Introduction:
As a SQL Server developer, you may come across scenarios where you need to process JSON files and transform the data into CSV files. Azure Data Factory provides data flow formatters transformations to process the data in the pipeline. In this article, we will discuss three important formatters: Flatten, Parse, and Stringify.
Flatten Transformation
The flatten transformation is used to convert array values inside hierarchical structures, such as JSON, into individual rows. Let’s consider an example where we have a JSON file with columns like id, firstname, lastname, gender, age, and address. The address column is a complex type that contains streetAddress, city, and state.
To implement the flatten transformation, we can create a new data flow in Azure Data Factory and add a JSON source to the file. In the source settings, we select “Array of documents” as the JSON contains an array type for the address field. We can then preview the source data and add the flatten transformation, selecting the address column in the “Unroll by” section. By resetting the schema, we can add the address columns (streetAddress, city, and state). Finally, we add a sink to generate the CSV file in the desired location.
Parse Transformation
The parse transformation is used to extract specific data from text sources like JSON, XML, and delimited text. Let’s consider an example where we have an Excel file with columns like Car_Id, Model, Colour, and json_value. We want to extract locationid and region from the JSON value using the parse transformation.

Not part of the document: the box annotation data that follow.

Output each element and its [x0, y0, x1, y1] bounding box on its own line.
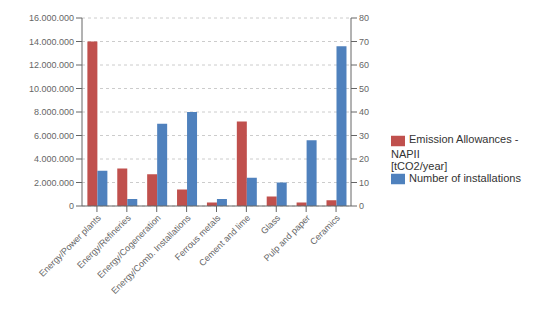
html-text:Number of installations: Number of installations — [409, 171, 521, 184]
svg-text:80: 80 — [359, 13, 369, 23]
svg-text:0: 0 — [69, 201, 74, 211]
html-text:Emission Allowances - NAPII [t: Emission Allowances - NAPII [tCO2/year] — [391, 133, 519, 172]
svg-text:30: 30 — [359, 131, 369, 141]
svg-text:Ferrous metals: Ferrous metals — [172, 212, 223, 263]
svg-text:4.000.000: 4.000.000 — [34, 154, 74, 164]
svg-text:20: 20 — [359, 154, 369, 164]
svg-text:Energy/Cogeneration: Energy/Cogeneration — [95, 212, 163, 281]
svg-text:Energy/Comb. Installations: Energy/Comb. Installations — [109, 212, 193, 296]
svg-text:70: 70 — [359, 37, 369, 47]
svg-text:6.000.000: 6.000.000 — [34, 131, 74, 141]
svg-text:2.000.000: 2.000.000 — [34, 178, 74, 188]
svg-text:Glass: Glass — [259, 213, 283, 237]
svg-text:16.000.000: 16.000.000 — [29, 13, 74, 23]
svg-text:60: 60 — [359, 60, 369, 70]
svg-text:Ceramics: Ceramics — [308, 213, 342, 247]
svg-text:10: 10 — [359, 178, 369, 188]
svg-text:Energy/Refineries: Energy/Refineries — [75, 213, 133, 271]
svg-text:Cement and lime: Cement and lime — [197, 213, 252, 268]
svg-text:12.000.000: 12.000.000 — [29, 60, 74, 70]
svg-text:Pulp and paper: Pulp and paper — [262, 213, 312, 263]
svg-text:10.000.000: 10.000.000 — [29, 84, 74, 94]
svg-text:40: 40 — [359, 107, 369, 117]
svg-text:0: 0 — [359, 201, 364, 211]
svg-text:50: 50 — [359, 84, 369, 94]
svg-text:Energy/Power plants: Energy/Power plants — [37, 212, 103, 279]
svg-text:8.000.000: 8.000.000 — [34, 107, 74, 117]
svg-text:14.000.000: 14.000.000 — [29, 37, 74, 47]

To implement the parse transformation, we can create a new data flow in Azure Data Factory and add an Excel source dataset. We specify the Excel source file path and then add the parse transformation. In the parse transformation settings, we select JSON as the format and add new columns for locationid and region. Using the visual expression builder, we can convert these columns to string values. Finally, we add a sink to generate the output to a CSV file.
Stringify Transformation
The stringify transformation is used to transform complex data types into string data types. Let’s consider an example where we have a JSON file with a complex data type in the address field.
To implement the stringify transformation, we can create a new data flow in Azure Data Factory and add a JSON source. We preview the JSON data and then add the stringify transformation, selecting the address field. We need to select the complex field in the expression builder. Finally, we add a sink to generate the output data in a CSV file.
Conclusion
In this article, we discussed three important data flow formatters: Flatten, Parse, and Stringify. These transformations are useful when you need to process and transform string data in your pipeline. Whether you need to convert array values into individual rows, extract specific data from text sources, or transform complex data types into string values, these formatters provide the necessary tools to accomplish these tasks efficiently.